Our first full day at Elephant Valley Lodge brought us breakfast at 0730 and our morning drive safari with Simon at 0800. Today we were fortunate to have the most charming couple join us, Sylvia and Peter, who are from Cape Town and here to celebrate their 58th wedding anniversary today. They said they got engaged at Victoria Falls. They are a total delight to be around, so engaging and interesting and full of life.
We drove to the national park where the drivers are allowed to take us along established “roads” but not off-road. The first thing we spotted were elephants crossing the road and we joked that they ought to post elephant crossing signs as we do for deer crossings. We hadn’t gone very far before we came across a zebra herd. They were beautiful to gaze upon and fun to watch run.
But this morning was really all about the amazing variety of birds. We saw maribou storks, malakite sun catchers, a red billed Franklin, swallow tailed bee eaters, spoon bills, yellow billed storks, wood sand pipers, black wing stilts, and open billed storks. Crocodiles were also along the shore, with lots of impala everywhere.
We drove further inland and saw a good many elephants heading toward the water, taking breaks under the shade of trees, with some even laying completely down. It’s surprising for us to see trees already leafed out, as everything was so dry and just barely beginning to leaf during our South Africa safari.
We came across the remains of an animal kill – a dead impala. Simon explained that if we came back in just a bit surely most of it would be gone. Well, that’s exactly what happened. We returned and saw vultures hard at work. They had picked the carcass almost clean.
In the park the roads are very soft and some are mostly thick sand. Heading back we came across one of the car sized vehicles that apparently individuals can rent and drive through the park on their own. Well, this bunch, two young men and an elderly gentleman were totally stuck. Simon stopped and hopped out to lend a hand as did two other guides. But those young men were so stubbornly set in their ideas of what needed to be done that they wouldn’t heed the advice of those who drive the roads every day. Well, you can’t stop stupid. We drove off and left them to their own wiles.

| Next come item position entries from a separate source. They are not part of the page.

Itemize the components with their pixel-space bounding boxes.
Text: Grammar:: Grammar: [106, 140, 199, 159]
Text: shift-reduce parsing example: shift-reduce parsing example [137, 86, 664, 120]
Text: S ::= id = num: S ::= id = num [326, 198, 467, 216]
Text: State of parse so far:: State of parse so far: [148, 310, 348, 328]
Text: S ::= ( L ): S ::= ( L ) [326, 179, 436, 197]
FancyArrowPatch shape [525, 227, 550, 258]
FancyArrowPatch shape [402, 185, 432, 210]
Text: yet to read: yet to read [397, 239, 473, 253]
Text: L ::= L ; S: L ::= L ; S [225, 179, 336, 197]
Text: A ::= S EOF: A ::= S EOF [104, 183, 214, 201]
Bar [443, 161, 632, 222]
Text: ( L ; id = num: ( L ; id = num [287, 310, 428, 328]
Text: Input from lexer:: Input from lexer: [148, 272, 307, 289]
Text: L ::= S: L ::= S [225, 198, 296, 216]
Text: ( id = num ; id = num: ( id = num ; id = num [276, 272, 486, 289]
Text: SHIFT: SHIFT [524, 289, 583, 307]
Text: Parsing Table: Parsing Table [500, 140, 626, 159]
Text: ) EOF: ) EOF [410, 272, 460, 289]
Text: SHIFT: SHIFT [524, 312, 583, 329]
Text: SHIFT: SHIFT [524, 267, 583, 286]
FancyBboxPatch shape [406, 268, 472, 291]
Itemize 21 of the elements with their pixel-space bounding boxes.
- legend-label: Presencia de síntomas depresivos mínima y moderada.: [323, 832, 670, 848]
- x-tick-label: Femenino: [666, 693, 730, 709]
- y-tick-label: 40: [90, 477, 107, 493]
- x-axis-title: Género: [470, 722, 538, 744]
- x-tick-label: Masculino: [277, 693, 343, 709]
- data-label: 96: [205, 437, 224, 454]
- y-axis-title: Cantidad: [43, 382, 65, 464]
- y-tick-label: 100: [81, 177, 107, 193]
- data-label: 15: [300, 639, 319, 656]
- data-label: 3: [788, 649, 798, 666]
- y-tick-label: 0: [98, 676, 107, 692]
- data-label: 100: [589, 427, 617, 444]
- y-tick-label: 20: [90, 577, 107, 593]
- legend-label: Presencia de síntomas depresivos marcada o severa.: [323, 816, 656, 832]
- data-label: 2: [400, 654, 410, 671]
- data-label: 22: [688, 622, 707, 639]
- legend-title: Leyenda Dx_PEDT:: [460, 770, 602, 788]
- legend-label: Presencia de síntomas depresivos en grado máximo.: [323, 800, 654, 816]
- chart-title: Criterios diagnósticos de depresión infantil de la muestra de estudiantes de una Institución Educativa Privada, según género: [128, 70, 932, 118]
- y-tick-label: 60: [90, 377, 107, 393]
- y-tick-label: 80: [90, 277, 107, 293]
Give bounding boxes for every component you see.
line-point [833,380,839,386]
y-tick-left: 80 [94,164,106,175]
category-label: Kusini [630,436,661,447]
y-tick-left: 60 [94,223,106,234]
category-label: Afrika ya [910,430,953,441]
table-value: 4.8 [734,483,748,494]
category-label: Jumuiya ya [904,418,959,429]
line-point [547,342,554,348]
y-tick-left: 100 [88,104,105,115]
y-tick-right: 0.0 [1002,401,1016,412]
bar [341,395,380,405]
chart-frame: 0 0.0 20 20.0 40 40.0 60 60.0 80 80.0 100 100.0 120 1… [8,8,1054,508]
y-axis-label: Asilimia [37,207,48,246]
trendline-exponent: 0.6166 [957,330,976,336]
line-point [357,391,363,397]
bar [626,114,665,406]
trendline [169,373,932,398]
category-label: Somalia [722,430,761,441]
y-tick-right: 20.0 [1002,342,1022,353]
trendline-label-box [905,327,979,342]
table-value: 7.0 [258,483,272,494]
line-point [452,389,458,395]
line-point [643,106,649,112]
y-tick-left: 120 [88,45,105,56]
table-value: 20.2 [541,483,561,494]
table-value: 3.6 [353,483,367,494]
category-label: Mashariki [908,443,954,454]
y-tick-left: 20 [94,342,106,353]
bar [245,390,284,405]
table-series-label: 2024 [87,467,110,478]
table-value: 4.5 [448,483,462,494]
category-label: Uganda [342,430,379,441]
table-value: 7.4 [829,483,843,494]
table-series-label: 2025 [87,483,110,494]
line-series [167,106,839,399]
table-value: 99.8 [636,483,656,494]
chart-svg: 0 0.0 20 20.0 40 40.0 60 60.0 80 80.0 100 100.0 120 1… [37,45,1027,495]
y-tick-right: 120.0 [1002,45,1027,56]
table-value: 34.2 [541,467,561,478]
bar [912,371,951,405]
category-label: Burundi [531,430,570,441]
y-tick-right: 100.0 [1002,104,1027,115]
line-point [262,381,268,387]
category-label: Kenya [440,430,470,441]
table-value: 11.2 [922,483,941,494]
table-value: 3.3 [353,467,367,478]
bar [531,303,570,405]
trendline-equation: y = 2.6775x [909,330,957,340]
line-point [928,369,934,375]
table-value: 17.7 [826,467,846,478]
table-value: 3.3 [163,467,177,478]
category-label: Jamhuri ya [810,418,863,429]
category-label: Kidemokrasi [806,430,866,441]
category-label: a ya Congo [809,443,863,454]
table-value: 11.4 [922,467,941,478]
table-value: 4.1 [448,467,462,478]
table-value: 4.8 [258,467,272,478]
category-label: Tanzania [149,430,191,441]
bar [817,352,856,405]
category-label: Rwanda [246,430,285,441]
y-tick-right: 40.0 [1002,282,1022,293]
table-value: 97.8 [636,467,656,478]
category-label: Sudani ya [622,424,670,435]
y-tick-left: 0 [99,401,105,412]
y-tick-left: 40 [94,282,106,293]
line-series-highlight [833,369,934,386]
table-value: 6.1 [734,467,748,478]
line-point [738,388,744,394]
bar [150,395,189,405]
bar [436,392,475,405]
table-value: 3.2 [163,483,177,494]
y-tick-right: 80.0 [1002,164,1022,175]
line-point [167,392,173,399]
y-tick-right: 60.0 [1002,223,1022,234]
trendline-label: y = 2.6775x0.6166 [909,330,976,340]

Back at the lodge we soon had lunch, a bit of a respite and then back at 1500 for our boat safari. This time we were 7 – Dana and I, Peter and Sylvia, Manuela and Annemarie from Portugal and Marion from Vancouver, BC. Dar opted to remain at the lodge. We took a different route through a more urban area but ended up at the same boat launch. It’s at the corner where four countries meet: Botswana, Namibia, Zimbabwe and South Africa. We climbed aboard and took off. Today we began by spotting elephants wading with egrets and ibis. The next thing was seeing giraffes looking like they were drinking – a fairly rare thing as to do so they make themselves very vulnerable. They have to spread their legs enough to get their necks down to ground level. Turns out they weren’t drinking but at a salt lick.
Our next excitement was seeing a hippo out of the water grazing. Simon, our guide, said it was unusual not only for the time of day but also the season. Turned out that wasn’t all the hippo entertainment we would get. We found two other hippos somewhat submerged by the edge of the island when one began backing up and put its rump in the air, began spinning his tail around while simultaneously shitting. Needless to say it went everywhere! Well! Simon said he wanted to tell us why the hippos did that so here’s what he related:
“When hippos were being created in the animal kingdom they asked to be water creatures. They were told no, because they were so large they’d eat all the fish. The hippos responded that they’d be vegetarians and to prove it they would poop so everyone could see that there were no fish bones in it”.
Ha! And they are just grass eaters.
As before we saw loads of amazing birds including the blacksmith plover, the goliath heron, the white egrets and so many more. Another unusual sighting was the puku antelope, a rare one that’s only found in this area.
The cruise ended with our usual Sundowner drinks while watching the sunset. Back to shore then back to their lodge where dinner awaited. We asked Marion to join us as they had her seated by herself. She was delightful company telling us about her many trips to Africa over almost 50 years.